Is it surprising that young people protest? In my twenties, I used to protest at being treated like a second-class citizen in a world defined by men, and I was profoundly offended by jokes that implied I couldn’t drive, couldn’t think and didn’t have any opinions worth listening to. The coercion to conform was huge: when I was 20, single women couldn’t even get a mortgage! Women of my mother’s generation were medicated for despair – a whole generation bombed out on Valium and Librium. It’s only in the last 3 decades that society has recognised their depression was, at least in part, a reasonable response to an unreasonable situation.

 As an aside, I find it interesting that women were controlled in part by being defined either as madonnas or whores. Much the same thing happens to children and young people now: they are either angelic, suffering victims or despicable demons. Never just ordinary individuals of average virtue.

 It seems to me that a lot of young people are being forced into pretty intolerable situations, and if necessary we’ll cut off their arms and legs to make them fit the space we define for them. Sometimes I think that we’re intent upon waging civil war on our young people. And like all powerless creatures, they fight amongst themselves – and then we call them ‘bullies’.

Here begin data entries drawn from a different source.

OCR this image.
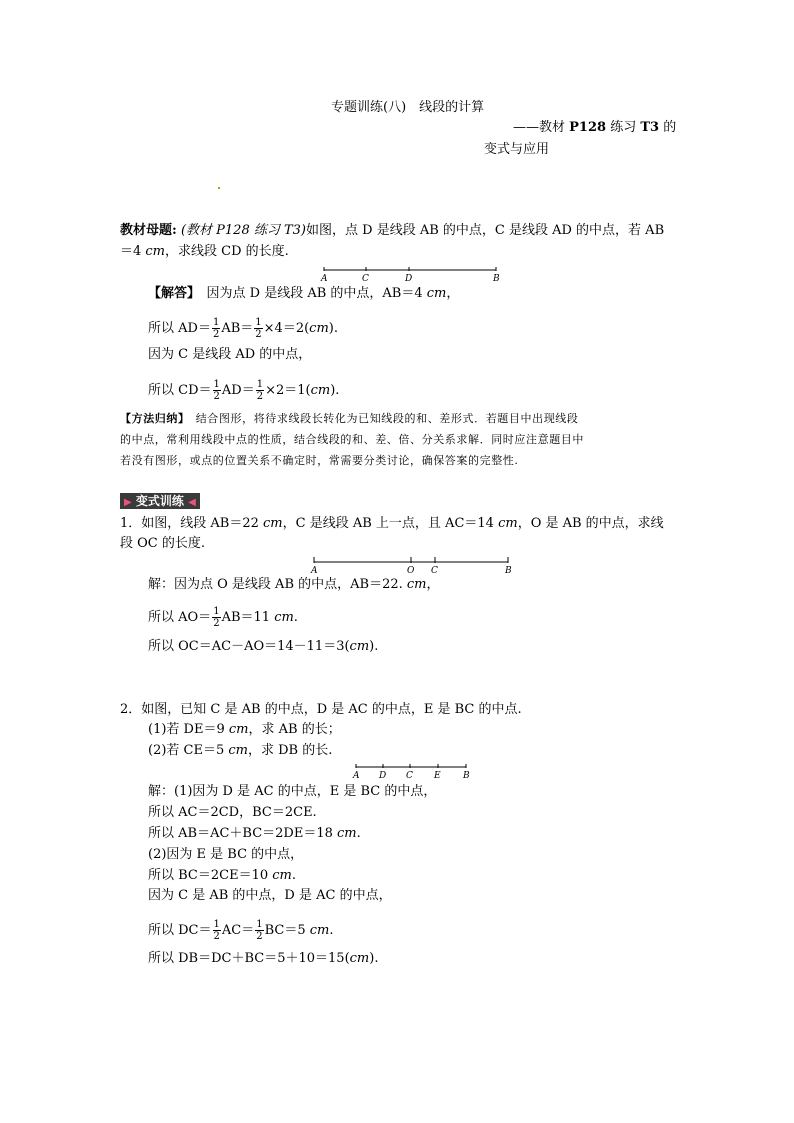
专题训练(八)　线段的计算
——教材 P128 练习 T3 的
变式与应用
教材母题: (教材 P128 练习 T3)如图，点 D 是线段 AB 的中点，C 是线段 AD 的中点，若 AB
＝4 cm，求线段 CD 的长度.
A	C	D	B
【解答】　因为点 D 是线段 AB 的中点，AB＝4 cm，
所以 $AD= \frac{1}{2} AB= \frac{1}{2} \times 4=2(cm)$.
因为 C 是线段 AD 的中点，
所以 $CD= \frac{1}{2} AD= \frac{1}{2} \times 2=1(cm)$.
【方法归纳】　结合图形，将待求线段长转化为已知线段的和、差形式．若题目中出现线段
的中点，常利用线段中点的性质，结合线段的和、差、倍、分关系求解．同时应注意题目中
若没有图形，或点的位置关系不确定时，常需要分类讨论，确保答案的完整性.
▶ 变式训练 ◀
1．如图，线段 AB＝22 cm，C 是线段 AB 上一点，且 AC＝14 cm，O 是 AB 的中点，求线
段 OC 的长度.
A	O C	B
解：因为点 O 是线段 AB 的中点，AB＝22. cm，
所以 $AO= \frac{1}{2} AB=11$ cm.
所以 OC＝AC－AO＝14－11＝3(cm).
2．如图，已知 C 是 AB 的中点，D 是 AC 的中点，E 是 BC 的中点.
(1)若 DE＝9 cm，求 AB 的长；
(2)若 CE＝5 cm，求 DB 的长.
A D C E B
解：(1)因为 D 是 AC 的中点，E 是 BC 的中点，
所以 AC＝2CD，BC＝2CE.
所以 AB＝AC＋BC＝2DE＝18 cm.
(2)因为 E 是 BC 的中点，
所以 BC＝2CE＝10 cm.
因为 C 是 AB 的中点，D 是 AC 的中点，
所以 $DC= \frac{1}{2} AC= \frac{1}{2} BC=5$ cm.
所以 DB＝DC＋BC＝5＋10＝15(cm).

 The poet, Cavafy, wrote a wonderful poem called ‘Waiting for the Barbarians’ – it’s about the feverish preparations for a barbarian attack, except the Barbarians never actually show up, and he concludes: “What shall we do without the Barbarians? In a way they were a kind of solution.”

 Young people are our last officially-sanctioned group of Barbarians, and too many adults are complicit in keeping them there. They are our scapegoats. Ignoring causes and dealing with symptoms as if they were entirely separate, inexplicable phenomena, and quashing dissent are very efficient ways of stoking protest and maintaining the status quo.

 If we really want change, we have got to do some serious listening and thinking. We have got to stop bullying and segregating a quarter of our population. We need to welcome young people as active, vital contributors to our society. And actually, I think the human rights instruments provide a very good starting point.

 Who knows, if adults could grow up a bit and stop saying “well, they started it”, if they could dispense with their need for Barbarians and begin containing young people properly,  we might actually, as a society, start making a decent job of bringing our young  up as happy, confident people.